Zoom leaves recordings of calls exposed on the internet, report finds

Thousands of recorded Zoom video calls have been left exposed on the web, including one-on-one therapy sessions, elementary school classes and even a Brazilian waxing class, according to a new report.
The video conferencing platform — which has seen its popularity explode during the coronavirus epidemic — has left the personal and private information of thousands endangered, according to The Washington Post.
In addition to recorded therapy sessions, exposed videos have included “a training orientation for workers doing telehealth calls, which included people’s names and phone numbers; small business meetings, which included private company financial statements; and elementary school classes, in which children’s faces, voices and personal details were exposed,” the paper reported Friday.
“Many of the videos include personally identifiable information and deeply intimate conversations, recorded in people’s homes,” the report added. “Other videos include nudity, such as one in which an aesthetician teaches students how to give a Brazilian wax.”
Zoom gives all of its recordings an identical name if users don’t pick one, which means that all of the videos are grouped together in the online storage space where they are stored. Anyone familiar with Zoom’s naming technique could easily search for and find the collection of recorded calls, according to the report.
No members of a Zoom call are required to give their consent for the call to be recorded, but are notified when it is being recorded and have the option to leave the meeting.
Zoom told The Washington Post in a statement that it provides hosts with information on how to bolster the privacy of their calls, and that it urges them to “to use extreme caution and be transparent with meeting participants, giving careful consideration to whether the meeting contains sensitive information and to participants’ reasonable expectation.”
Zoom Chief Executive Eric Yuan admitted in a Wednesday night blog post that Zoom “did not design the product with the foresight that, in a matter of weeks, every person in the world would suddenly be working, studying, and socializing from home.”
Yuan apologized for failing to meet users’ “privacy and security expectations.” Zoom will freeze any new features for 90 days while it tackles security issues.

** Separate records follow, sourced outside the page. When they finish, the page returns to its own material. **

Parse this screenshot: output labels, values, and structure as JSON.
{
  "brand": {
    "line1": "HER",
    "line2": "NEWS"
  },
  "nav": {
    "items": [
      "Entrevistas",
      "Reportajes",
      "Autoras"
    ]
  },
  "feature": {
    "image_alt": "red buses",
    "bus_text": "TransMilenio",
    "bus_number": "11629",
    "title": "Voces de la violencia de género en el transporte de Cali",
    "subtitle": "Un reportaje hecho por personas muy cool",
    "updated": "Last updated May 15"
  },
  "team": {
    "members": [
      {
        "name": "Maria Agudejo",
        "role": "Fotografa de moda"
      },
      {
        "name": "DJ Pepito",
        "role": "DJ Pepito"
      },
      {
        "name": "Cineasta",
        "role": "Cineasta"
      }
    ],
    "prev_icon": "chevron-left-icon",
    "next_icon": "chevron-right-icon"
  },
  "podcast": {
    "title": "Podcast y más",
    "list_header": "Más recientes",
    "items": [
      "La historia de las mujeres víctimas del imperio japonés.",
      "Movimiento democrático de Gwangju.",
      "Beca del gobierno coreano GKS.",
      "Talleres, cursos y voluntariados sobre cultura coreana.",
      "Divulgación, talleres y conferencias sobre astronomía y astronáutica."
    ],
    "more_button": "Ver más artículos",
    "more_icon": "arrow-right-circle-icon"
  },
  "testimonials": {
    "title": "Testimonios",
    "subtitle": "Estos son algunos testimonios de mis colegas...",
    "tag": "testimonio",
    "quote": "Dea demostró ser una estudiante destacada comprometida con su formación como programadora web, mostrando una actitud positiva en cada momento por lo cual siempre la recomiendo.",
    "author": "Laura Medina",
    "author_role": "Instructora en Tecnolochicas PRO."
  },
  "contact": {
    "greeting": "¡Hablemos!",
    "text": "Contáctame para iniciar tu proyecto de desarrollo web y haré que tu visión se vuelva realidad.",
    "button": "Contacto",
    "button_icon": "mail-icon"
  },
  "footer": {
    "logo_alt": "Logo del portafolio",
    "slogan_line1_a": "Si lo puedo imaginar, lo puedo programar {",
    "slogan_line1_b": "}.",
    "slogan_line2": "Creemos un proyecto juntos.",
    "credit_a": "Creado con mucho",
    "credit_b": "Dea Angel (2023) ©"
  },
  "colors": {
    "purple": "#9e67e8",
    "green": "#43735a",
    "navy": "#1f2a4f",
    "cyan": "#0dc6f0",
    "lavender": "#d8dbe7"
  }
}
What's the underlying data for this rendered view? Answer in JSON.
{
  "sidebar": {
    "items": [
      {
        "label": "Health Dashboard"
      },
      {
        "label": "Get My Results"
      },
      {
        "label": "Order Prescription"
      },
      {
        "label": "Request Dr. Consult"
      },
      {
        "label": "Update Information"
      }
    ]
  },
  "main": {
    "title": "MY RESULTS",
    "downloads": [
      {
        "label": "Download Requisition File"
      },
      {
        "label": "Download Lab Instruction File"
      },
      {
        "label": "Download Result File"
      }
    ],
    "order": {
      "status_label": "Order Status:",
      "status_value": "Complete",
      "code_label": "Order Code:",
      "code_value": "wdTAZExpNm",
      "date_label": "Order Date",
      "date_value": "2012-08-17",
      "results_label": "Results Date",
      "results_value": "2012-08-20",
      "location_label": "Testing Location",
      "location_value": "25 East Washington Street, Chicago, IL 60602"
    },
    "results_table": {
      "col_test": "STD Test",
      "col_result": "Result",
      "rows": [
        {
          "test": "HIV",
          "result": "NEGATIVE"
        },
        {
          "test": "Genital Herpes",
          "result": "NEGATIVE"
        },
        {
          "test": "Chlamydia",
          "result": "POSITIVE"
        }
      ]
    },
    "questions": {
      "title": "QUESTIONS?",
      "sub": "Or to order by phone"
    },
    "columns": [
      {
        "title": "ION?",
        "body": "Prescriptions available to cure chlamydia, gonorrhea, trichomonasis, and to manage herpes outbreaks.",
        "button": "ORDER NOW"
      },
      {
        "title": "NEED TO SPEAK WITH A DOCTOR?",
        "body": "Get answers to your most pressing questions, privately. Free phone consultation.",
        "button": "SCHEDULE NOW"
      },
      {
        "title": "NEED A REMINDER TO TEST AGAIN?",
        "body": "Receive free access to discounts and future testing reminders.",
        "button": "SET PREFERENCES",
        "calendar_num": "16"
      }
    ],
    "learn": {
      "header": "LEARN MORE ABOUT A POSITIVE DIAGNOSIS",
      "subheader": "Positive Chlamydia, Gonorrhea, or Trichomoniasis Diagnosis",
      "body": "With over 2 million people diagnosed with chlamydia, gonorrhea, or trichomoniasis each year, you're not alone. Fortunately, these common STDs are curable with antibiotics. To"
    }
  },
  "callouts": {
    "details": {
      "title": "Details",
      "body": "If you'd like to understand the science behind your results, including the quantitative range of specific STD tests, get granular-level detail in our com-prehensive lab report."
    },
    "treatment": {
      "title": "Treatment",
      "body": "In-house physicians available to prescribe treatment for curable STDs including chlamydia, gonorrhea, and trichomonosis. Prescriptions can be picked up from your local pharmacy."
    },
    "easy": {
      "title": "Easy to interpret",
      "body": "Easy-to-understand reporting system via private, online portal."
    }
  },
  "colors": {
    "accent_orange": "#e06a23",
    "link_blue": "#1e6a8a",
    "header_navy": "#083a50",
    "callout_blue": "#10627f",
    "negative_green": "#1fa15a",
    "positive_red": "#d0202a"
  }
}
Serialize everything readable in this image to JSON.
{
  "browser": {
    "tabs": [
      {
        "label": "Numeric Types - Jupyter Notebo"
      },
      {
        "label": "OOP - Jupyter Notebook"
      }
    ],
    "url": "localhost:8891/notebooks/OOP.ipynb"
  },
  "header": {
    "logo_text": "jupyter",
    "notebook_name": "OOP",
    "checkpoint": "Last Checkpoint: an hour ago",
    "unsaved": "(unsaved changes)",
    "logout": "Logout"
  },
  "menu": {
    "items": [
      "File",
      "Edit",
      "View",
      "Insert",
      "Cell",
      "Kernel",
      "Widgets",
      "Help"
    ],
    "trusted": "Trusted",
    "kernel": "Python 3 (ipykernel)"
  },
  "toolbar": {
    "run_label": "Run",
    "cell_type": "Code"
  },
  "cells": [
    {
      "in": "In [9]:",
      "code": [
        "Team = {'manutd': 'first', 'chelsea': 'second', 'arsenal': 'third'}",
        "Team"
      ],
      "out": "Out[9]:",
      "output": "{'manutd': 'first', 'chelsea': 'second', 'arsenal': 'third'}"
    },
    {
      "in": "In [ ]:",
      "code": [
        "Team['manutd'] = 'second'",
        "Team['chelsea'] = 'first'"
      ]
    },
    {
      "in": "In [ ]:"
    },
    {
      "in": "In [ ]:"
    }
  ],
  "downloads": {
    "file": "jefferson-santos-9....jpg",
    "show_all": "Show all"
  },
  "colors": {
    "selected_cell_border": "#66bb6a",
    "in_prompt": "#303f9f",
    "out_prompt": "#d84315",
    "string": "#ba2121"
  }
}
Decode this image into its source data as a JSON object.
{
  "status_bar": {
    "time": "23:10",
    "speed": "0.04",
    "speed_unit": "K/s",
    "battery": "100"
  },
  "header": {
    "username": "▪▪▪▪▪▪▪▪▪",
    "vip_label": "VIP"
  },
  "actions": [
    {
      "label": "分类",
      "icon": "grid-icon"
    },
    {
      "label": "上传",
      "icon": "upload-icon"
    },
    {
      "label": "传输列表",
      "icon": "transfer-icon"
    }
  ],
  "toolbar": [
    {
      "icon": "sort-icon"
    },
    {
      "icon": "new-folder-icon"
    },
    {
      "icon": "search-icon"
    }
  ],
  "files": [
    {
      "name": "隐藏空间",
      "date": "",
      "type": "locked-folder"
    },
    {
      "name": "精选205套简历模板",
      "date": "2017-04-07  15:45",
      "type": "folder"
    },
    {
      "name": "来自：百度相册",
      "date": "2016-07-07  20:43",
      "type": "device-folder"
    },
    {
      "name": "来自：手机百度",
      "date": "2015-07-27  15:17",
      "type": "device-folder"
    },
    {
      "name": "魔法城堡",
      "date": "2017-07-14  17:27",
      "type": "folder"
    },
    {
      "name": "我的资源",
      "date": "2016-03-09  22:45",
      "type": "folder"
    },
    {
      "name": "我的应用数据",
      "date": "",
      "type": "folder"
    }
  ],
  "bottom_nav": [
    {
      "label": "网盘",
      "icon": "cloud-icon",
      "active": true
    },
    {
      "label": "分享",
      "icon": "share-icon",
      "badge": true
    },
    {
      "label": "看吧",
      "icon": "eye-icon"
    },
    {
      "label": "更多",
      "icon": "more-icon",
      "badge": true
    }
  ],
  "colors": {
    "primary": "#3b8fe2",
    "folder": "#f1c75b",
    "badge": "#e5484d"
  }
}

The report arrives the same day that at least two US state attorneys general sought information from Zoom about the lengths to which it goes to protect the privacy of its users.
“We are alarmed by the Zoom-bombing incidents and are seeking more information from the company about its privacy and security measures in coordination with other state attorneys general,” Connecticut Attorney General William Tong said.
The FBI’s Boston office on Monday warned Zoom users not to make meetings on the site public or share links widely after it received two reports of unidentified individuals invading school sessions, a phenomenon known as “zoombombing”.
New York State AG Letitia James has sent a letter to Zoom with a number of questions to ensure the company is taking appropriate steps to ensure users’ privacy and security, a spokesperson said.
“We appreciate the outreach we have received on these issues from various elected officials and look forward to engaging with them,” a Zoom spokesperson said.